Yoshinori Terasawa: Speaking about the 3rd game... I think they all had a happy ending.
Were you both surprised how well received Danganronpa was overseas?
Yoshinori Terasawa: We had no idea of much fans would like the game, so we were taken back.
Your new game is now slated to be released next year, but how long has it been since your team first started developing Zanki Zero?
Yoshinori Terasawa: It's been about 8 years since the rough idea came about, around the time of the first Danganronpa game.
Takayuki Sugawara: Actual conception and work on the game started about 3 years ago.
Interestingly, all of the characters are protagonists in a dungeon crawler survival game. Why did you create a game where there's multiple main characters?
Takayuki Sugawara: This time around we wanted to show characters and situations from different perspectives. We think this will be better for the player to understand the emotions and thought processes of the characters.
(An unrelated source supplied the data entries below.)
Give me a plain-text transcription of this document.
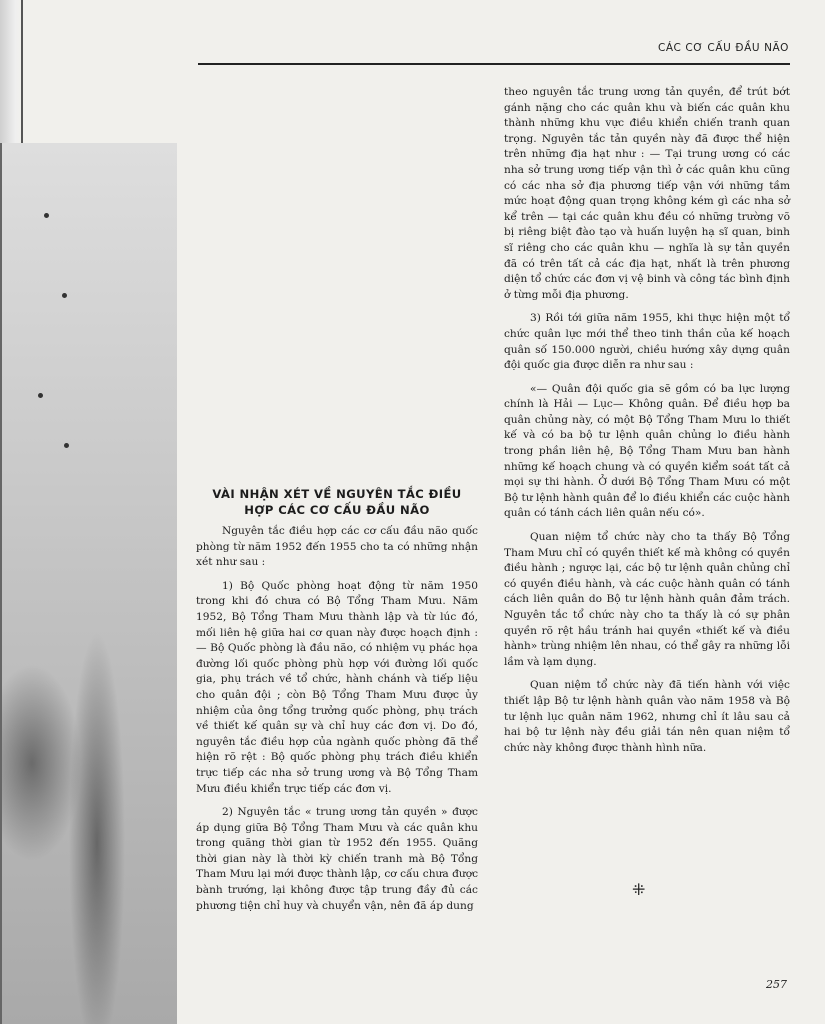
CÁC CƠ CẤU ĐẦU NÃO

theo nguyên tắc trung ương tản quyền, để trút bớt gánh nặng cho các quân khu và biến các quân khu thành những khu vực điều khiển chiến tranh quan trọng. Nguyên tắc tản quyền này đã được thể hiện trên những địa hạt như : — Tại trung ương có các nha sở trung ương tiếp vận thì ở các quân khu cũng có các nha sở địa phương tiếp vận với những tầm mức hoạt động quan trọng không kém gì các nha sở kể trên — tại các quân khu đều có những trường võ bị riêng biệt đào tạo và huấn luyện hạ sĩ quan, binh sĩ riêng cho các quân khu — nghĩa là sự tản quyền đã có trên tất cả các địa hạt, nhất là trên phương diện tổ chức các đơn vị vệ binh và công tác bình định ở từng mỗi địa phương.

3) Rồi tới giữa năm 1955, khi thực hiện một tổ chức quân lực mới thể theo tinh thần của kế hoạch quân số 150.000 người, chiều hướng xây dựng quân đội quốc gia được diễn ra như sau :

«— Quân đội quốc gia sẽ gồm có ba lực lượng chính là Hải — Lục— Không quân. Để điều hợp ba quân chủng này, có một Bộ Tổng Tham Mưu lo thiết kế và có ba bộ tư lệnh quân chủng lo điều hành trong phần liên hệ, Bộ Tổng Tham Mưu ban hành những kế hoạch chung và có quyền kiểm soát tất cả mọi sự thi hành. Ở dưới Bộ Tổng Tham Mưu có một Bộ tư lệnh hành quân để lo điều khiển các cuộc hành quân có tánh cách liên quân nếu có».

Quan niệm tổ chức này cho ta thấy Bộ Tổng Tham Mưu chỉ có quyền thiết kế mà không có quyền điều hành ; ngược lại, các bộ tư lệnh quân chủng chỉ có quyền điều hành, và các cuộc hành quân có tánh cách liên quân do Bộ tư lệnh hành quân đảm trách. Nguyên tắc tổ chức này cho ta thấy là có sự phân quyền rõ rệt hầu tránh hai quyền «thiết kế và điều hành» trùng nhiệm lên nhau, có thể gây ra những lỗi lầm và lạm dụng.

Quan niệm tổ chức này đã tiến hành với việc thiết lập Bộ tư lệnh hành quân vào năm 1958 và Bộ tư lệnh lục quân năm 1962, nhưng chỉ ít lâu sau cả hai bộ tư lệnh này đều giải tán nên quan niệm tổ chức này không được thành hình nữa.

VÀI NHẬN XÉT VỀ NGUYÊN TẮC ĐIỀU HỢP CÁC CƠ CẤU ĐẦU NÃO

Nguyên tắc điều hợp các cơ cấu đầu não quốc phòng từ năm 1952 đến 1955 cho ta có những nhận xét như sau :

1) Bộ Quốc phòng hoạt động từ năm 1950 trong khi đó chưa có Bộ Tổng Tham Mưu. Năm 1952, Bộ Tổng Tham Mưu thành lập và từ lúc đó, mối liên hệ giữa hai cơ quan này được hoạch định : — Bộ Quốc phòng là đầu não, có nhiệm vụ phác họa đường lối quốc phòng phù hợp với đường lối quốc gia, phụ trách về tổ chức, hành chánh và tiếp liệu cho quân đội ; còn Bộ Tổng Tham Mưu được ủy nhiệm của ông tổng trưởng quốc phòng, phụ trách về thiết kế quân sự và chỉ huy các đơn vị. Do đó, nguyên tắc điều hợp của ngành quốc phòng đã thể hiện rõ rệt : Bộ quốc phòng phụ trách điều khiển trực tiếp các nha sở trung ương và Bộ Tổng Tham Mưu điều khiển trực tiếp các đơn vị.

2) Nguyên tắc « trung ương tản quyền » được áp dụng giữa Bộ Tổng Tham Mưu và các quân khu trong quãng thời gian từ 1952 đến 1955. Quãng thời gian này là thời kỳ chiến tranh mà Bộ Tổng Tham Mưu lại mới được thành lập, cơ cấu chưa được bành trướng, lại không được tập trung đầy đủ các phương tiện chỉ huy và chuyển vận, nên đã áp dung

⁜
257
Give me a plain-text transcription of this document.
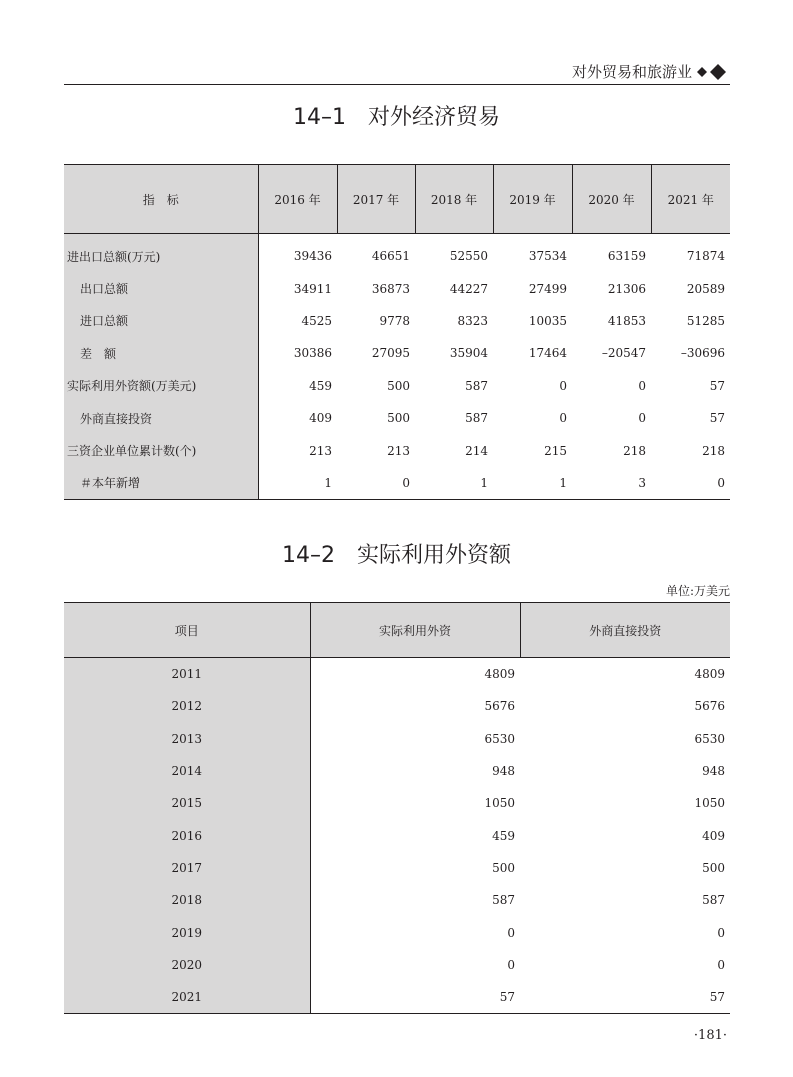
对外贸易和旅游业
14–1 对外经济贸易
指　标	2016 年	2017 年	2018 年	2019 年	2020 年	2021 年
进出口总额(万元)	39436	46651	52550	37534	63159	71874
出口总额	34911	36873	44227	27499	21306	20589
进口总额	4525	9778	8323	10035	41853	51285
差　额	30386	27095	35904	17464	–20547	–30696
实际利用外资额(万美元)	459	500	587	0	0	57
外商直接投资	409	500	587	0	0	57
三资企业单位累计数(个)	213	213	214	215	218	218
＃本年新增	1	0	1	1	3	0
14–2 实际利用外资额
单位:万美元
项目	实际利用外资	外商直接投资
2011	4809	4809
2012	5676	5676
2013	6530	6530
2014	948	948
2015	1050	1050
2016	459	409
2017	500	500
2018	587	587
2019	0	0
2020	0	0
2021	57	57
·181·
As the producer, what's the most challenging part of creating this game? Going from your experience in Danganronpa, is there anything that's different or is it the same?
Yoshinori Terasawa: Actually, since we were originally making this side by side during Danganronpa, managing the two was the hardest part. All of our staff was working on two games at once. That wasn't an easy task.
What did you enjoy about making the game as opposed to Danganronpa?
Takayuki Sugawara: The first idea for Zanki Zero came to me after I finished working on the first Danganronpa and I've always wanted to make an RPG. Once the project was proposed, it was on hold for five years. The project was green-lit when we were making V3 . It's not that I got tired of making Danganronpa; I wanted to keep challenging myself by working on a different genre.
In both Danganronpa and Zanki Zero, the two series have cute mascot: Monokuma and Mirai. How did you develop these mascot characters?
Takayuki Sugawara: To be honest, in regards to Mirai and Sho Terashima, they're from Extend TV and at first it started off with just Sho Terashima and an old professor. As we were making it, we thought it wasn't as fun as it could be. We thought it could use a lamb mascot.
Yoshinori Terasawa: Rather than having an actual direct reason, they came about as a result of developing the game. We just happened to put in a lamb mascot. These characters are in a cruel, harsh environment. The story is heavy as well, and it's important to have comic relief as a break from the seriousness.
As the director, there's a lot you have to take into account of in a game such as this one. What's the most important aspect for you to keep in mind to make sure the story isn't lost?
Takayuki Sugawara: This ties into the genre of the game, but there are three things I wanted to emphasize: non-stop action, survival, and clones. The non-stop aspect relates to real time action, survival refers to keeping the characters alive while managing resources, and cloning pertains to the biggest part of this story.
What does “cloning” mean in this game? Is it about what it mean to be human?
Takayuki Sugawara: Not exactly. The emphasis here is a bit different, but similar. It's less introspective, so not like, “What is it to be a human?” or about being a clone. Rather, the emphasis is on what it means to be alive and what it means to live with others.
The storyline of Zanki Zero is quite cruel, where the last remaining 8 humans have to find a way to survive for the sake of the species. What was the inspiration for this kind of story?
Takayuki Sugawara: One of the inspirations for the scenario itself is an overseas drama called Lost, and the game takes a lot from the survival aspect there. There's this looming question of, “What is going on?” and that was one of the themes that ties into Zanki Zero.
Yoshinori Terasawa: In regards to clones, that came from the idea in games where if you die in a game it's a simple process of coming back to life. Just a couple of magical words, and you're walking around again. I wanted to put more emphasis and importance on a life coming back from the dead.
From the preview video, these characters are all based off of Sins rather than Virtues. Why are the last remaining humans representing the worst of humanity rather than the best?
Takayuki Sugawara: Unfortunately, I can't go into details or we might reveals some spoilers for the game. The reason why they're represented by Sins is that the Sins are actually tied into their past and the trauma that each character carries.
Even though these characters are clones, they all had lives before this story began. Will we get to see more of that backstory?
Takayuki Sugawara: Of course. You'll discover the tragedies and traumas of each character.
Is there a message that you'd like the players to take away when they're playing this game?
Takayuki Sugawara: Yes, the theme of Zanki Zero is to emphasize that people can't live on their own; we need others to live on. There's also the importance of connecting with other people.
Yoshinori Terasawa: Especially in a situation where there's only 8 people left in the world. We hope that players will draw that message from the game as they play.
Do you have a message for your overseas fans?
Takayuki Sugawara: Zanki Zero just released on July 5th, but international fans may need to wait a bit longer before they can play. Reception has been positive in Japan and we hope that you'll all enjoy the game when it comes out. We appreciate your support.
Yoshinori Terasawa: We hope that everybody enjoys this game, which was made by a very talented developer: Takayuki Sugawara. Nothing for me; Sugawara is really the brains behind it and developed the whole system.